第一に、次のプロジェクトの「スポンサー合意書」を作成する。 スポンサーの役割と期待される行動をA4一枚に明文化し、スポンサー就任時に合意する。含めるべき項目は、プロジェクトへの月次関与時間の目安、キックオフおよび主要マイルストーンへの出席、変革ストーリーの自身の言葉での発信、抵抗発生時のエスカレーション対応、Go Live後90日間の定着フェーズへの継続関与の5つだ。これらを「義務」ではなく「コミットメント」として合意することで、スポンサーシップの質が構造的に担保される。

第二に、ステアリングコミッティの議題に「人の側面」を加える。 進捗率やバーンダウンチャートだけでなく、「対象部門の変革受容度」「抵抗の状況と対策」「スポンサーコミュニケーションの実施状況」を定例の報告項目に含める。スポンサーが「人の側面」を毎月確認する仕組みがあれば、関与の質は自然と高まる。

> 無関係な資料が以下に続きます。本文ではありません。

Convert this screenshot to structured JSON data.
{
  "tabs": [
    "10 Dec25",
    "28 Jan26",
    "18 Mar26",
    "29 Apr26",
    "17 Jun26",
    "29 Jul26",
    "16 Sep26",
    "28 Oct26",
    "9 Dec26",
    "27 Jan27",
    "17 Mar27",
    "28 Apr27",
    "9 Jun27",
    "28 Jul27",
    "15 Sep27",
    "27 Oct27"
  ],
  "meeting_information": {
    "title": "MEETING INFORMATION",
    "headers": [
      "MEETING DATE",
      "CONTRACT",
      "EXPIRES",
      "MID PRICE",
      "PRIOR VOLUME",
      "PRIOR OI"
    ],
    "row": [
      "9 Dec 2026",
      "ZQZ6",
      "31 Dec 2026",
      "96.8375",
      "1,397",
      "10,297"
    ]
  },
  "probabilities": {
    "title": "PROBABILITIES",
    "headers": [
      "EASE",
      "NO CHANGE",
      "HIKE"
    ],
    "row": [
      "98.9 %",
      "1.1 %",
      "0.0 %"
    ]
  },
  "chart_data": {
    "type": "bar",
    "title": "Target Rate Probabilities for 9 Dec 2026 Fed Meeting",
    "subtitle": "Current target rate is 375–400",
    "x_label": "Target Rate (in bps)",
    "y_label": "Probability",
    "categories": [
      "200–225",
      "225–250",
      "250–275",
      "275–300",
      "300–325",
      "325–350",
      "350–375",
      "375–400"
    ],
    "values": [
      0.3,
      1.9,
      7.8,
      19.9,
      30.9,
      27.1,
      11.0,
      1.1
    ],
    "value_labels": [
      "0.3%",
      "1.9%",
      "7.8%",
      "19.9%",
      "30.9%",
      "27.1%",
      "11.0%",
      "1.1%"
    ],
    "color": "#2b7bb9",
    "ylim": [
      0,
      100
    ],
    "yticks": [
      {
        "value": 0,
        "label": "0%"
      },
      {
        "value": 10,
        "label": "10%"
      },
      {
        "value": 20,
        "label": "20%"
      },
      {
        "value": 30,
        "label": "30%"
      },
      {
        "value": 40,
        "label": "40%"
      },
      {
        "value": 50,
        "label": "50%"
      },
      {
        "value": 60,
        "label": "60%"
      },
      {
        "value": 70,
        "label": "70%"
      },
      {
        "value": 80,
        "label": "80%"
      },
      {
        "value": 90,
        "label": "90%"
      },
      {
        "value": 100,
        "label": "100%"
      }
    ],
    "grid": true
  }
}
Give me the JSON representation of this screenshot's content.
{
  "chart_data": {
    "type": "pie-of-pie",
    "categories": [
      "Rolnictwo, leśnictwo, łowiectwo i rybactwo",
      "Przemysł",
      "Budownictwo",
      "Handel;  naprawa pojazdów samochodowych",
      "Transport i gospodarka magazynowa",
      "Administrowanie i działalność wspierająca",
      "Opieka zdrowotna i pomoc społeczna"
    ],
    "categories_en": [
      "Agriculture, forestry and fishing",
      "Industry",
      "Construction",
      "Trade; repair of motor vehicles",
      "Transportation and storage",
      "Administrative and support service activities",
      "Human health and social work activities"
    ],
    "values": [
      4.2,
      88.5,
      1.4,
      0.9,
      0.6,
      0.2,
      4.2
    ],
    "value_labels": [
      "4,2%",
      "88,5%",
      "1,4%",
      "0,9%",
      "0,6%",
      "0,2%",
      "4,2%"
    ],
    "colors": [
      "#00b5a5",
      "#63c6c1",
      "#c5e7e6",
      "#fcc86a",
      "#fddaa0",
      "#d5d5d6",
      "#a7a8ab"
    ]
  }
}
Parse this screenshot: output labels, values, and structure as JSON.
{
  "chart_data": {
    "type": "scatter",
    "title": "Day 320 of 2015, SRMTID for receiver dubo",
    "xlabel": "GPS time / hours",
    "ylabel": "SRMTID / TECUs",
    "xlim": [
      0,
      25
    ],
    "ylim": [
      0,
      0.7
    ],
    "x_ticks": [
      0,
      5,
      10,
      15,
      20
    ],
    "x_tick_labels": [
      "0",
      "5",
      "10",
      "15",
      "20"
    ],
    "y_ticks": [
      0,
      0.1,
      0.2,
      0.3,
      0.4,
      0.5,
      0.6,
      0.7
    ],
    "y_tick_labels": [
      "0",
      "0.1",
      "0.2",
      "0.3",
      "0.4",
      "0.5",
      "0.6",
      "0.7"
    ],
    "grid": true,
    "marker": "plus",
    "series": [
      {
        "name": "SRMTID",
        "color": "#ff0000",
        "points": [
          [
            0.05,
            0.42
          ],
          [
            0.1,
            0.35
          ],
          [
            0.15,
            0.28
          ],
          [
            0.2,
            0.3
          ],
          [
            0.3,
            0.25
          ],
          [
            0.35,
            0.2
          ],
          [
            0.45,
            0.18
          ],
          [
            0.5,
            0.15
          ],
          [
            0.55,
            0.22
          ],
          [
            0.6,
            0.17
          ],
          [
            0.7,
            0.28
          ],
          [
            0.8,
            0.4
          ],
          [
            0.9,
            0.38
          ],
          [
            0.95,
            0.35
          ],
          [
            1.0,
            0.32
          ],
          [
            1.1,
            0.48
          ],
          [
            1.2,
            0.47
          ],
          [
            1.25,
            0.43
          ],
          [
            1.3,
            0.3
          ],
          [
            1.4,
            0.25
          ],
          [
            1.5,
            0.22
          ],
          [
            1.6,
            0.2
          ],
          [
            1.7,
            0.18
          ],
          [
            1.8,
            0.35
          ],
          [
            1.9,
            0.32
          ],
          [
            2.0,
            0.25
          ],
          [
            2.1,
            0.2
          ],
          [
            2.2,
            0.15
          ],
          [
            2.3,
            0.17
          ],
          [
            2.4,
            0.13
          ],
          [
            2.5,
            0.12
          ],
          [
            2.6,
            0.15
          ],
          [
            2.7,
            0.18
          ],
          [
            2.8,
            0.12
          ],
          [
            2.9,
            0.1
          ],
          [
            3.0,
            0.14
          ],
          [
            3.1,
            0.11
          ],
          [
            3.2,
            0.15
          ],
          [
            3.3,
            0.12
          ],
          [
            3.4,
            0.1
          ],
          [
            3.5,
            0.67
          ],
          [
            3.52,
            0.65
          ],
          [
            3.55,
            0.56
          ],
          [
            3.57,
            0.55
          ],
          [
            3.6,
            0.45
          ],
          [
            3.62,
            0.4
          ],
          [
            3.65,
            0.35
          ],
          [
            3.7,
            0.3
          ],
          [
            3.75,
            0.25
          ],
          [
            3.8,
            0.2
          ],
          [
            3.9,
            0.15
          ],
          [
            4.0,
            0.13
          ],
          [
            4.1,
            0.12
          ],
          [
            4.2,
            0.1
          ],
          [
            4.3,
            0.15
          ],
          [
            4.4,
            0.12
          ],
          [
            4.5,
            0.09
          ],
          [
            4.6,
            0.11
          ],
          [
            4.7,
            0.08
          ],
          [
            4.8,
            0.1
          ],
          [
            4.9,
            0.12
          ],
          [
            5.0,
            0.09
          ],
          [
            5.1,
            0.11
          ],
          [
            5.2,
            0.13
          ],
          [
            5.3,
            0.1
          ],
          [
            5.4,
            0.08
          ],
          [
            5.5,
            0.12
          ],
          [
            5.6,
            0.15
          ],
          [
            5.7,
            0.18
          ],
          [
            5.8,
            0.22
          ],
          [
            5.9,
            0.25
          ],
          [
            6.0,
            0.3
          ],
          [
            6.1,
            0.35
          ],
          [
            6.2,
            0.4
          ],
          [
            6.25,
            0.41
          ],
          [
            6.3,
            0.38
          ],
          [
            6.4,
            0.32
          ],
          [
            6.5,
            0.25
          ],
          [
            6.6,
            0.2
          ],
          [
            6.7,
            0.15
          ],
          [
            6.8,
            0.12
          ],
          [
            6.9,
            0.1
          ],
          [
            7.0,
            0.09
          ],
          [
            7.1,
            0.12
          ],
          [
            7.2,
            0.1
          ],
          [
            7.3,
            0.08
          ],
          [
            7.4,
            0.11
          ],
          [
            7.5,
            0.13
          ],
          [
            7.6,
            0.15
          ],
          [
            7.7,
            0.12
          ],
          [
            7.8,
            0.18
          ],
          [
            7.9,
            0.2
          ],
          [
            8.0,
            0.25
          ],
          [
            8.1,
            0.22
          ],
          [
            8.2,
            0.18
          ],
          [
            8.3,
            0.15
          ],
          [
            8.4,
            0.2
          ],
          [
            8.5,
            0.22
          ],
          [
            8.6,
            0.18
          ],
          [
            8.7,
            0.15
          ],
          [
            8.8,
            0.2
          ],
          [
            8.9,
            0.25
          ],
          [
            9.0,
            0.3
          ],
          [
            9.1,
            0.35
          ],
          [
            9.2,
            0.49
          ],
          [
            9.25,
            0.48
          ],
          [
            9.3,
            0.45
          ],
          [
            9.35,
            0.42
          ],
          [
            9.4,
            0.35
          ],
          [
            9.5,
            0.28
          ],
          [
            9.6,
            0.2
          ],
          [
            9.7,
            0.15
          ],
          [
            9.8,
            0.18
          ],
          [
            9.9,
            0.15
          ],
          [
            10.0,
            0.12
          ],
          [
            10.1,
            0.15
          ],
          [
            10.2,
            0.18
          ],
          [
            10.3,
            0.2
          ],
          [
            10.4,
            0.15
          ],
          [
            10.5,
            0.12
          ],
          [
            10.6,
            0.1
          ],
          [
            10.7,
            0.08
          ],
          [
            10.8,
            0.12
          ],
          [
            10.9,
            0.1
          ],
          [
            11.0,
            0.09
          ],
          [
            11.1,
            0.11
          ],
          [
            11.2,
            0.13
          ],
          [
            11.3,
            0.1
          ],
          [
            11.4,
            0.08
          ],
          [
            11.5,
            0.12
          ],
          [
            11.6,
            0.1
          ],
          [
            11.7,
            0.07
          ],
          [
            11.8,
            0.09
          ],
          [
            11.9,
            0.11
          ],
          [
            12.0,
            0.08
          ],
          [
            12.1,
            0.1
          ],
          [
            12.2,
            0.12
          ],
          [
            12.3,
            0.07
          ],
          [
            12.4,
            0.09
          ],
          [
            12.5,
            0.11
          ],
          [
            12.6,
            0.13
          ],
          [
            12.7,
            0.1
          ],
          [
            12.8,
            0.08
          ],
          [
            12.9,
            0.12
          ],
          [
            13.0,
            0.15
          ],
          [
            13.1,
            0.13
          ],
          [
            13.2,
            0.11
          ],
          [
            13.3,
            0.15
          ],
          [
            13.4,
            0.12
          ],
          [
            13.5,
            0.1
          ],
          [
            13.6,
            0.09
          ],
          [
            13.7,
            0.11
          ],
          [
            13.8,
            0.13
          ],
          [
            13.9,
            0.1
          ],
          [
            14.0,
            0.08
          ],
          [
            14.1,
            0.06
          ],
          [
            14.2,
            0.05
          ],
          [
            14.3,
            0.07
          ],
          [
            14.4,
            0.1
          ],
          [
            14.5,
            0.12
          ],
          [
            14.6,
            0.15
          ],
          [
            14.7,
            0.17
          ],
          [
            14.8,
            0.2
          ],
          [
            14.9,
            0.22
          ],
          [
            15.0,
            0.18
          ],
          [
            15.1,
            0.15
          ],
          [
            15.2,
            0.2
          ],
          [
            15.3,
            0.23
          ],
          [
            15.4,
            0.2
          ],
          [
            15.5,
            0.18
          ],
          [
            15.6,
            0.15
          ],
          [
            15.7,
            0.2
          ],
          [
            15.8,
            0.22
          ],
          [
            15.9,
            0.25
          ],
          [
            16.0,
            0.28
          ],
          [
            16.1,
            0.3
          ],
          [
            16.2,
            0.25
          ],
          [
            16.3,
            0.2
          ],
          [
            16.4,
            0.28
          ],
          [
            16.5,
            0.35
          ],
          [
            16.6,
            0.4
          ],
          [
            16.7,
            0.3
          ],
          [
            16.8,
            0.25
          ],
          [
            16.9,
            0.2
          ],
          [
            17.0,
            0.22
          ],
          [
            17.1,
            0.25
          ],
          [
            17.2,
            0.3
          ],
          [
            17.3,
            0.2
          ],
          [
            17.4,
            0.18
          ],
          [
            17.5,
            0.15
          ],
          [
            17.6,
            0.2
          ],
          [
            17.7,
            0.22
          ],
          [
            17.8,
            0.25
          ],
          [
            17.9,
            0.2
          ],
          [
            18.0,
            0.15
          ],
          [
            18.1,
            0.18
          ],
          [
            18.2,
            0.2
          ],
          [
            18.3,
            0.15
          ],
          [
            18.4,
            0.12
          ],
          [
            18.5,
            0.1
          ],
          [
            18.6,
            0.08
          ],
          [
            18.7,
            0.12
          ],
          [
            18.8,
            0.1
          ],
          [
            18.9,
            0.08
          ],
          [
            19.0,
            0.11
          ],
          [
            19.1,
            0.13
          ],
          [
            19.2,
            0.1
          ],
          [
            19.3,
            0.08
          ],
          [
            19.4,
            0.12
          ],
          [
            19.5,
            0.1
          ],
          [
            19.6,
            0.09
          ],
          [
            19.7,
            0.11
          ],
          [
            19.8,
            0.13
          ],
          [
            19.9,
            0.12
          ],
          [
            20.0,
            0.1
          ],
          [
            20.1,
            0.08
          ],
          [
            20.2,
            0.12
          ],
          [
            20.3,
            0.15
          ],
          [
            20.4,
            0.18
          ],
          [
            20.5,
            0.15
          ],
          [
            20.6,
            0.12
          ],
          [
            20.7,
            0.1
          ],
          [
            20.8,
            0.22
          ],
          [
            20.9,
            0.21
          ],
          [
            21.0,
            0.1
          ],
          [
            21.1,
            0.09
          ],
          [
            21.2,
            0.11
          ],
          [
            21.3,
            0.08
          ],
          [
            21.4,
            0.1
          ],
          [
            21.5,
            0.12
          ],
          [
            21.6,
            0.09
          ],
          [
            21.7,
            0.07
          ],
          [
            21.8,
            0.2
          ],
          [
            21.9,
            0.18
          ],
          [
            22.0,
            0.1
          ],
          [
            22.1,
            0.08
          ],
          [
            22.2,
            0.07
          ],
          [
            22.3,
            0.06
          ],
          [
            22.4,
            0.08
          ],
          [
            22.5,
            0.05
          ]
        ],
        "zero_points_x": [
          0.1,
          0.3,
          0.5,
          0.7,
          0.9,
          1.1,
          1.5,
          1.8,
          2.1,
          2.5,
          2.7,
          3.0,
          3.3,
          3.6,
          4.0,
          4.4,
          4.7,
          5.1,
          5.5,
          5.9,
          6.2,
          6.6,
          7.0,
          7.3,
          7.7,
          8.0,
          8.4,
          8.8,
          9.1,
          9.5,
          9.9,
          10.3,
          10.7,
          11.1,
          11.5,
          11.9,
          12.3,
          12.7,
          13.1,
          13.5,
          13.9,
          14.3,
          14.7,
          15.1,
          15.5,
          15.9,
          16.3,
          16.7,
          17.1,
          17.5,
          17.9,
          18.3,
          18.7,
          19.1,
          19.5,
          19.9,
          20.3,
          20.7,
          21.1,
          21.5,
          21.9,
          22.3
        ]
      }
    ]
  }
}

第三に、スポンサーに「変革リーダーシップブリーフィング」を提供する。 プロジェクトマネージャーにPMスキルの研修を提供するように、スポンサーにも変革リーダーシップのスキルを体系的に提供する。月に一度、30分の個別セッションを設けるだけでも、スポンサーの行動は変わり得る。セッションでは「今月の変革進捗と組織の受容度」「来月予定されるキーイベントでのスポンサーの役割」「現在顕在化している抵抗と推奨対応」の3点をブリーフィングする。具体的なアクションが明確になれば、忙しいスポンサーも動きやすくなる。

スポンサーシップが機能するとき、何が変わるのか

ABCが揃ったプロジェクトでは、組織の風景が一変する。経営者がダッシュボードを自ら開いてデータで判断し(A)、各部門のリーダーが変革の意義を自部門の文脈で語り(B)、スポンサーが谷の底で「この方向は正しい。我々は退かない」と従業員に直接語りかける(C)。現場は「この変革は本気だ」と感じ、行動変容への心理的なハードルが下がる。Prosciの調査が四半世紀にわたり示してきた結論は、この風景が生まれるかどうかが成否の分水嶺だということだ (Prosci, 2023)。

まとめ ── 変革の「最上流」を設計する

プロジェクトマネジメントのスキルを磨き、チェンジマネジメントの手法を導入し、PMOを進化させる。これらはすべて重要だ。しかし、これらの施策を束ね、方向を示し、組織全体に「本気だ」というシグナルを発する存在 ── スポンサー ── の関与が不十分であれば、すべての努力は力を半減させる。

Prosciが四半世紀にわたり一貫して指摘してきたメッセージは明確だ。変革の成否を最も強く予測するのは、技術でもプロセスでもなく、スポンサーシップの質である。

テクノロジーだけでは、組織は変わらない。データが変革の方向性を示し、プロジェクトマネジメントがソリューションを届け、チェンジマネジメントが人の変化を支援する。しかしこの三者を統合し、組織の頂点から変革の意志を示し続ける存在がいなければ、変革は構造的に脆弱なままだ。スポンサーシップは変革の「最上流」に位置する。最上流の設計なくして、下流の施策が十全に機能することはない。


参考文献

  • Prosci (2023). Best Practices in Change Management, 12th Edition. Prosci Inc.
  • Prosci (2024). The Role of the Executive Sponsor in Change Management. Prosci.com.
  • Prosci (2024). Unified Value Proposition: Integrating Change Management and Project Management. Prosci.com.
  • McKinsey & Company (2021). Losing from day one: Why even successful transformations fall short. McKinsey.com.
  • Project Management Institute (2024). Pulse of the Profession 2024. PMI.
  • Crawford, L., & Nahmias, A.H. (2010). Competencies for Managing Change. International Journal of Project Management, 28(4), 405-412.